Here, it was decided that “the general conditions have now changed so much in these parts of Somalia that there is no longer a basis for asylum, simply because they come from there”, according to the Board.

Inger Støjberg agrees with the board’s assessment despite weekly reports of terrorist attacks.

“We are looking at each case and we know a lot about Somalia. It is always the case that “fact-finding” is constantly being carried out, that is, simply looking at the conditions. I fully trust the authorities’ decision, says the Minister for Immigration and Integration.

Only 18 percent of the complaints get approved

The Refugee Board has often agreed with the Immigration Agency’s decisions.

Of the cases it has dealt with so far, the panel has confirmed the decision in 42 percent of the cases. In another 40 percent, it has sent the cases back to the Immigration Service, mostly because new information has emerged.

Only in 18 per cent of cases, the Refugee Board has given the complainant the right to asylum in Denmark.

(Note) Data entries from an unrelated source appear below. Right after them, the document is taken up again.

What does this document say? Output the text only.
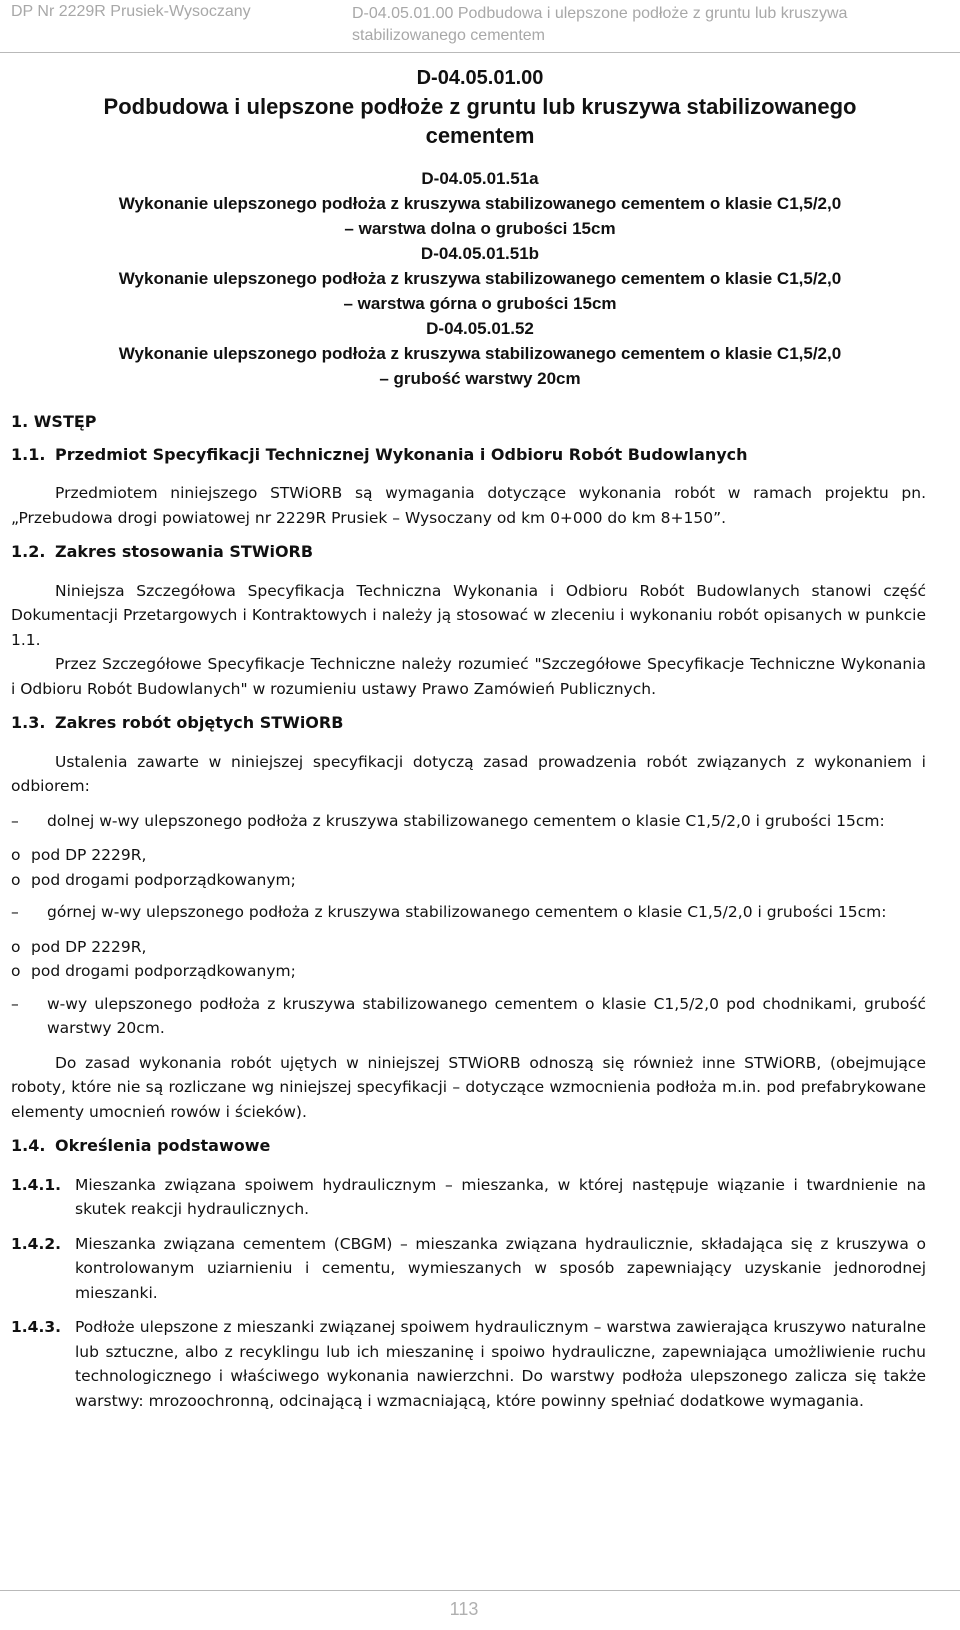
DP Nr 2229R Prusiek-Wysoczany	D-04.05.01.00 Podbudowa i ulepszone podłoże z gruntu lub kruszywa
stabilizowanego cementem
D-04.05.01.00
Podbudowa i ulepszone podłoże z gruntu lub kruszywa stabilizowanego
cementem
D-04.05.01.51a
Wykonanie ulepszonego podłoża z kruszywa stabilizowanego cementem o klasie C1,5/2,0
– warstwa dolna o grubości 15cm
D-04.05.01.51b
Wykonanie ulepszonego podłoża z kruszywa stabilizowanego cementem o klasie C1,5/2,0
– warstwa górna o grubości 15cm
D-04.05.01.52
Wykonanie ulepszonego podłoża z kruszywa stabilizowanego cementem o klasie C1,5/2,0
– grubość warstwy 20cm
1. WSTĘP
1.1. Przedmiot Specyfikacji Technicznej Wykonania i Odbioru Robót Budowlanych

Przedmiotem niniejszego STWiORB są wymagania dotyczące wykonania robót w ramach projektu pn. „Przebudowa drogi powiatowej nr 2229R Prusiek – Wysoczany od km 0+000 do km 8+150”.

1.2. Zakres stosowania STWiORB

Niniejsza Szczegółowa Specyfikacja Techniczna Wykonania i Odbioru Robót Budowlanych stanowi część Dokumentacji Przetargowych i Kontraktowych i należy ją stosować w zleceniu i wykonaniu robót opisanych w punkcie 1.1.

Przez Szczegółowe Specyfikacje Techniczne należy rozumieć "Szczegółowe Specyfikacje Techniczne Wykonania i Odbioru Robót Budowlanych" w rozumieniu ustawy Prawo Zamówień Publicznych.

1.3. Zakres robót objętych STWiORB

Ustalenia zawarte w niniejszej specyfikacji dotyczą zasad prowadzenia robót związanych z wykonaniem i odbiorem:

– dolnej w-wy ulepszonego podłoża z kruszywa stabilizowanego cementem o klasie C1,5/2,0 i grubości 15cm:
o pod DP 2229R,
o pod drogami podporządkowanym;
– górnej w-wy ulepszonego podłoża z kruszywa stabilizowanego cementem o klasie C1,5/2,0 i grubości 15cm:
o pod DP 2229R,
o pod drogami podporządkowanym;
– w-wy ulepszonego podłoża z kruszywa stabilizowanego cementem o klasie C1,5/2,0 pod chodnikami, grubość warstwy 20cm.

Do zasad wykonania robót ujętych w niniejszej STWiORB odnoszą się również inne STWiORB, (obejmujące roboty, które nie są rozliczane wg niniejszej specyfikacji – dotyczące wzmocnienia podłoża m.in. pod prefabrykowane elementy umocnień rowów i ścieków).

1.4. Określenia podstawowe
1.4.1. Mieszanka związana spoiwem hydraulicznym – mieszanka, w której następuje wiązanie i twardnienie na skutek reakcji hydraulicznych.
1.4.2. Mieszanka związana cementem (CBGM) – mieszanka związana hydraulicznie, składająca się z kruszywa o kontrolowanym uziarnieniu i cementu, wymieszanych w sposób zapewniający uzyskanie jednorodnej mieszanki.
1.4.3. Podłoże ulepszone z mieszanki związanej spoiwem hydraulicznym – warstwa zawierająca kruszywo naturalne lub sztuczne, albo z recyklingu lub ich mieszaninę i spoiwo hydrauliczne, zapewniająca umożliwienie ruchu technologicznego i właściwego wykonania nawierzchni. Do warstwy podłoża ulepszonego zalicza się także warstwy: mrozoochronną, odcinającą i wzmacniającą, które powinny spełniać dodatkowe wymagania.
113
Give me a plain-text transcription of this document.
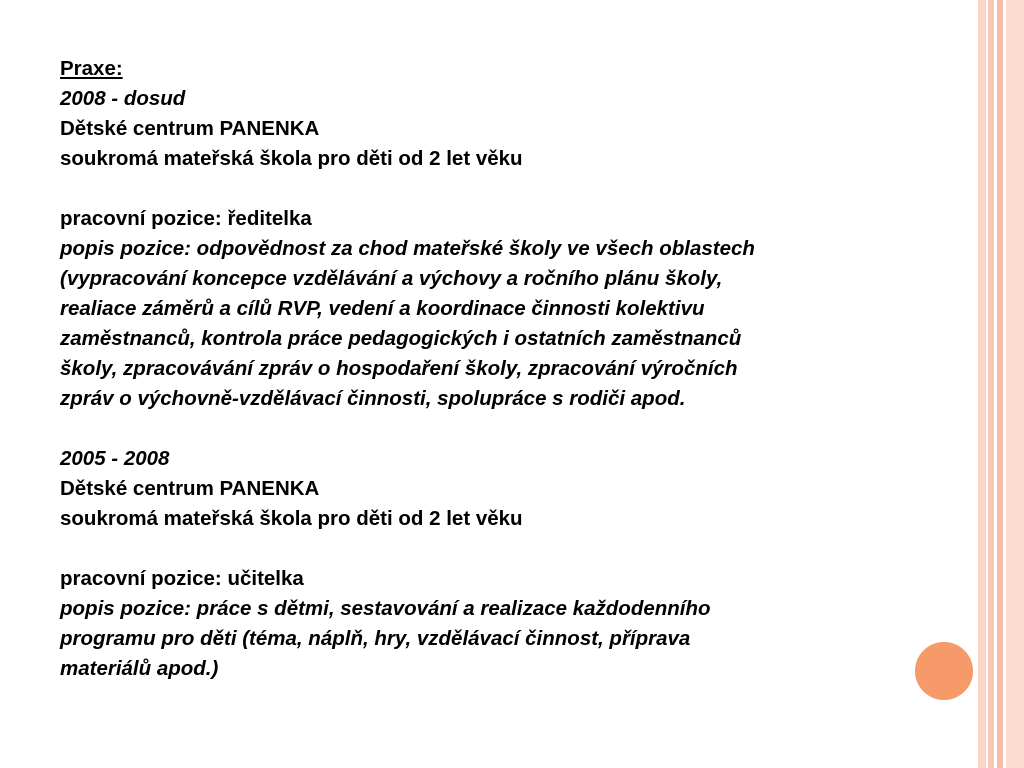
Praxe:
2008 - dosud
Dětské centrum PANENKA
soukromá mateřská škola pro děti od 2 let věku
pracovní pozice: ředitelka
popis pozice: odpovědnost za chod mateřské školy ve všech oblastech
(vypracování koncepce vzdělávání a výchovy a ročního plánu školy,
realiace záměrů a cílů RVP, vedení a koordinace činnosti kolektivu
zaměstnanců, kontrola práce pedagogických i ostatních zaměstnanců
školy, zpracovávání zpráv o hospodaření školy, zpracování výročních
zpráv o výchovně-vzdělávací činnosti, spolupráce s rodiči apod.
2005 - 2008
Dětské centrum PANENKA
soukromá mateřská škola pro děti od 2 let věku
pracovní pozice: učitelka
popis pozice: práce s dětmi, sestavování a realizace každodenního
programu pro děti (téma, náplň, hry, vzdělávací činnost, příprava
materiálů apod.)
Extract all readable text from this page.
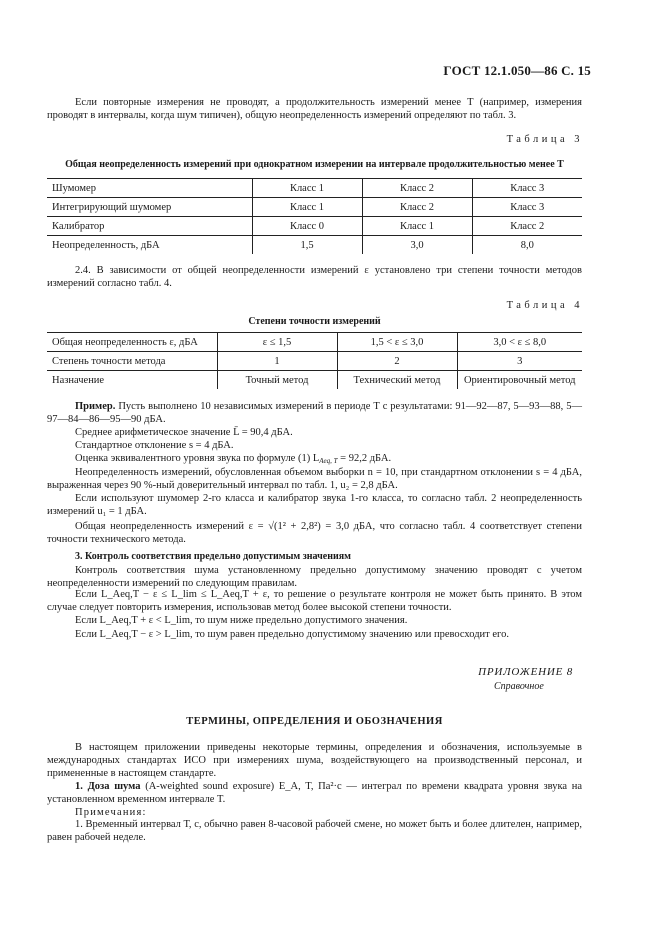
ГОСТ 12.1.050—86 С. 15
Если повторные измерения не проводят, а продолжительность измерений менее Т (например, измерения проводят в интервалы, когда шум типичен), общую неопределенность измерений определяют по табл. 3.
Таблица 3
Общая неопределенность измерений при однократном измерении на интервале продолжительностью менее Т
Шумомер	Класс 1	Класс 2	Класс 3
Интегрирующий шумомер	Класс 1	Класс 2	Класс 3
Калибратор	Класс 0	Класс 1	Класс 2
Неопределенность, дБА	1,5	3,0	8,0
2.4. В зависимости от общей неопределенности измерений ε установлено три степени точности методов измерений согласно табл. 4.
Таблица 4
Степени точности измерений
Общая неопределенность ε, дБА	ε ≤ 1,5	1,5 < ε ≤ 3,0	3,0 < ε ≤ 8,0
Степень точности метода	1	2	3
Назначение	Точный метод	Технический метод	Ориентировочный метод
Пример. Пусть выполнено 10 независимых измерений в периоде Т с результатами: 91—92—87, 5—93—88, 5—97—84—86—95—90 дБА.
Среднее арифметическое значение L̄ = 90,4 дБА.
Стандартное отклонение s = 4 дБА.
Оценка эквивалентного уровня звука по формуле (1) $L_{Aeq, T} = 92,2$ дБА.
Неопределенность измерений, обусловленная объемом выборки n = 10, при стандартном отклонении s = 4 дБА, выраженная через 90 %-ный доверительный интервал по табл. 1, u₂ = 2,8 дБА.
Если используют шумомер 2-го класса и калибратор звука 1-го класса, то согласно табл. 2 неопределенность измерений u₁ = 1 дБА.
Общая неопределенность измерений ε = √(1² + 2,8²) = 3,0 дБА, что согласно табл. 4 соответствует степени точности технического метода.
3. Контроль соответствия предельно допустимым значениям
Контроль соответствия шума установленному предельно допустимому значению проводят с учетом неопределенности измерений по следующим правилам.
Если L_Aeq,T − ε ≤ L_lim ≤ L_Aeq,T + ε, то решение о результате контроля не может быть принято. В этом случае следует повторить измерения, использовав метод более высокой степени точности.
Если L_Aeq,T + ε < L_lim, то шум ниже предельно допустимого значения.
Если L_Aeq,T − ε > L_lim, то шум равен предельно допустимому значению или превосходит его.
ПРИЛОЖЕНИЕ 8
Справочное
ТЕРМИНЫ, ОПРЕДЕЛЕНИЯ И ОБОЗНАЧЕНИЯ
В настоящем приложении приведены некоторые термины, определения и обозначения, используемые в международных стандартах ИСО при измерениях шума, воздействующего на производственный персонал, и примененные в настоящем стандарте.
1. Доза шума (A-weighted sound exposure) E_A, T, Па²·с — интеграл по времени квадрата уровня звука на установленном временном интервале T.
Примечания:
1. Временный интервал Т, с, обычно равен 8-часовой рабочей смене, но может быть и более длителен, например, равен рабочей неделе.
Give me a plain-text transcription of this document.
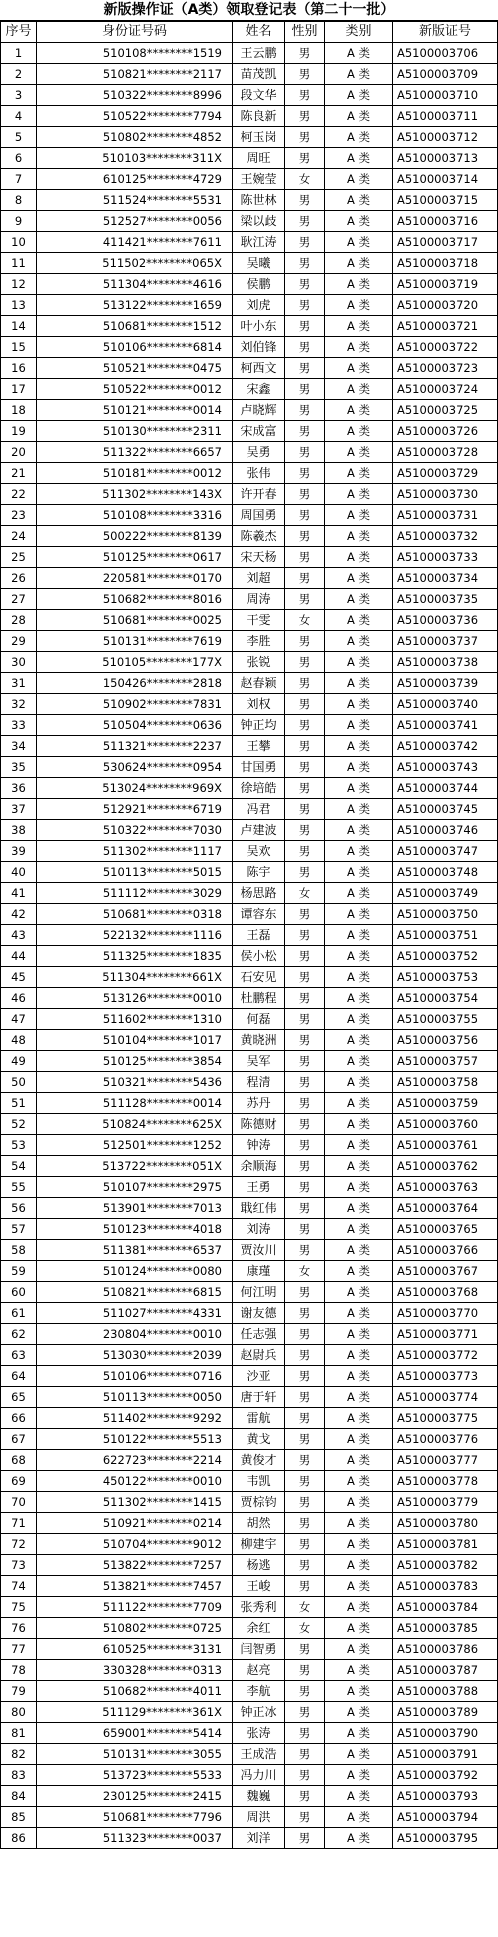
新版操作证（A类）领取登记表（第二十一批）
序号	身份证号码	姓名	性别	类别	新版证号
1	510108********1519	王云鹏	男	A 类	A5100003706
2	510821********2117	苗茂凯	男	A 类	A5100003709
3	510322********8996	段文华	男	A 类	A5100003710
4	510522********7794	陈良新	男	A 类	A5100003711
5	510802********4852	柯玉岗	男	A 类	A5100003712
6	510103********311X	周旺	男	A 类	A5100003713
7	610125********4729	王婉莹	女	A 类	A5100003714
8	511524********5531	陈世林	男	A 类	A5100003715
9	512527********0056	梁以歧	男	A 类	A5100003716
10	411421********7611	耿江涛	男	A 类	A5100003717
11	511502********065X	吴曦	男	A 类	A5100003718
12	511304********4616	侯鹏	男	A 类	A5100003719
13	513122********1659	刘虎	男	A 类	A5100003720
14	510681********1512	叶小东	男	A 类	A5100003721
15	510106********6814	刘伯锋	男	A 类	A5100003722
16	510521********0475	柯西文	男	A 类	A5100003723
17	510522********0012	宋鑫	男	A 类	A5100003724
18	510121********0014	卢晓辉	男	A 类	A5100003725
19	510130********2311	宋成富	男	A 类	A5100003726
20	511322********6657	吴勇	男	A 类	A5100003728
21	510181********0012	张伟	男	A 类	A5100003729
22	511302********143X	许开春	男	A 类	A5100003730
23	510108********3316	周国勇	男	A 类	A5100003731
24	500222********8139	陈羲杰	男	A 类	A5100003732
25	510125********0617	宋天杨	男	A 类	A5100003733
26	220581********0170	刘超	男	A 类	A5100003734
27	510682********8016	周涛	男	A 类	A5100003735
28	510681********0025	干雯	女	A 类	A5100003736
29	510131********7619	李胜	男	A 类	A5100003737
30	510105********177X	张锐	男	A 类	A5100003738
31	150426********2818	赵春颖	男	A 类	A5100003739
32	510902********7831	刘权	男	A 类	A5100003740
33	510504********0636	钟正均	男	A 类	A5100003741
34	511321********2237	王攀	男	A 类	A5100003742
35	530624********0954	甘国勇	男	A 类	A5100003743
36	513024********969X	徐培皓	男	A 类	A5100003744
37	512921********6719	冯君	男	A 类	A5100003745
38	510322********7030	卢建波	男	A 类	A5100003746
39	511302********1117	吴欢	男	A 类	A5100003747
40	510113********5015	陈宇	男	A 类	A5100003748
41	511112********3029	杨思路	女	A 类	A5100003749
42	510681********0318	谭容东	男	A 类	A5100003750
43	522132********1116	王磊	男	A 类	A5100003751
44	511325********1835	侯小松	男	A 类	A5100003752
45	511304********661X	石安见	男	A 类	A5100003753
46	513126********0010	杜鹏程	男	A 类	A5100003754
47	511602********1310	何磊	男	A 类	A5100003755
48	510104********1017	黄晓洲	男	A 类	A5100003756
49	510125********3854	吴军	男	A 类	A5100003757
50	510321********5436	程清	男	A 类	A5100003758
51	511128********0014	苏丹	男	A 类	A5100003759
52	510824********625X	陈德财	男	A 类	A5100003760
53	512501********1252	钟涛	男	A 类	A5100003761
54	513722********051X	余顺海	男	A 类	A5100003762
55	510107********2975	王勇	男	A 类	A5100003763
56	513901********7013	戢红伟	男	A 类	A5100003764
57	510123********4018	刘涛	男	A 类	A5100003765
58	511381********6537	贾汝川	男	A 类	A5100003766
59	510124********0080	康瑾	女	A 类	A5100003767
60	510821********6815	何江明	男	A 类	A5100003768
61	511027********4331	谢友德	男	A 类	A5100003770
62	230804********0010	任志强	男	A 类	A5100003771
63	513030********2039	赵尉兵	男	A 类	A5100003772
64	510106********0716	沙亚	男	A 类	A5100003773
65	510113********0050	唐于轩	男	A 类	A5100003774
66	511402********9292	雷航	男	A 类	A5100003775
67	510122********5513	黄戈	男	A 类	A5100003776
68	622723********2214	黄俊才	男	A 类	A5100003777
69	450122********0010	韦凯	男	A 类	A5100003778
70	511302********1415	贾棕钧	男	A 类	A5100003779
71	510921********0214	胡然	男	A 类	A5100003780
72	510704********9012	柳建宇	男	A 类	A5100003781
73	513822********7257	杨逃	男	A 类	A5100003782
74	513821********7457	王峻	男	A 类	A5100003783
75	511122********7709	张秀利	女	A 类	A5100003784
76	510802********0725	余红	女	A 类	A5100003785
77	610525********3131	闫智勇	男	A 类	A5100003786
78	330328********0313	赵亮	男	A 类	A5100003787
79	510682********4011	李航	男	A 类	A5100003788
80	511129********361X	钟正冰	男	A 类	A5100003789
81	659001********5414	张涛	男	A 类	A5100003790
82	510131********3055	王成浩	男	A 类	A5100003791
83	513723********5533	冯力川	男	A 类	A5100003792
84	230125********2415	魏巍	男	A 类	A5100003793
85	510681********7796	周洪	男	A 类	A5100003794
86	511323********0037	刘洋	男	A 类	A5100003795
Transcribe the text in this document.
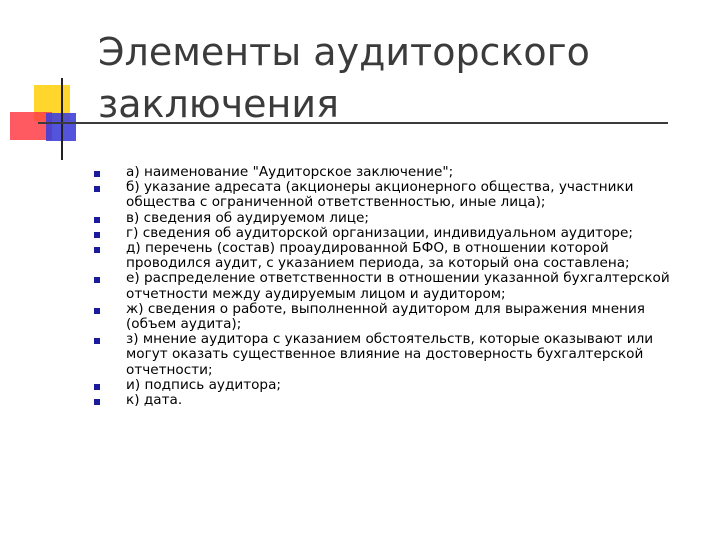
Элементы аудиторского заключения
а) наименование "Аудиторское заключение";
б) указание адресата (акционеры акционерного общества, участники общества с ограниченной ответственностью, иные лица);
в) сведения об аудируемом лице;
г) сведения об аудиторской организации, индивидуальном аудиторе;
д) перечень (состав) проаудированной БФО, в отношении которой проводился аудит, с указанием периода, за который она составлена;
е) распределение ответственности в отношении указанной бухгалтерской отчетности между аудируемым лицом и аудитором;
ж) сведения о работе, выполненной аудитором для выражения мнения (объем аудита);
з) мнение аудитора с указанием обстоятельств, которые оказывают или могут оказать существенное влияние на достоверность бухгалтерской отчетности;
и) подпись аудитора;
к) дата.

When the Refugee Board confirms the decision of the Immigration Service, the person has 30 days to leave and, if that does not happen, he is transferred to a so-called exit centre.

If the former refugee decides to travel, there is access to repatriation support of almost NOK 140,000 ($16,056 USD) per adult and NOK 42,000 ($4,817 USD) per child.

However, despite the cash incentive to return home, there were only 42 resident Somalis who had been repatriating in Somalia last year and 32 so far this year.

Danish Refugee Aid: Somalia is still a  very dangerous place

The Danish Refugee Council, which has been active in Somalia for many years, as testified that the poor security situation weighs heavily on returning Somalis.

“It is a clear sign that people do not feel safe returning home and that they do not see a future for themselves and their children and family in Somalia. That they do not feel safe if they return home, because many more would accept the offer, says Secretary General Christian Friis Bach.

The organization has co-authored several of the Immigration Agency’s reports on the country, and Christian Friis Bach was in Somalia as recently as late November.

He believes that the Immigration Agency’s review and involvement of the many residence permits are premature. Because although the situation in parts of the country has improved a bit, it’s not time to return home yet.

“There are places in Somalia, which you can return to if you have family roots and if there is a place where it is pretty safe, he says.

– But there are many other places where it is very uncertain to return. Especially when you come as a stranger and not affiliated, and may have been in Denmark for many years. So Somalia is a very dangerous place to be and therefore we do not recommend sending Somali back now, says the Danish Refugee Council’s, Secretary General.

Immigration and Integration Minister Inger Støjberg (V), however, maintains that the opinion of the Immigration Service is the right one.

– I think the security is good enough. But I do not know why Somalis, nevertheless, would rather stay in Denmark. I can not decide. But if the authorities have gone through the matter, and that’s what they’re saying, and I’m sure it’s safe to go home, I’m sure of course, “says Inger Støjberg.

“Then I think you have to accept the money and go home to start a new life, ” she says.

According to Politiken, Denmark has made an oral agreement with Somalia to accept repatriated Somalis in return for the help of building a police force.

There are an estimated 12,000 immigrants from Somalia in Denmark. They have fled from the unstable situation in the war-torn African country or have been family reunited with Somali refugees.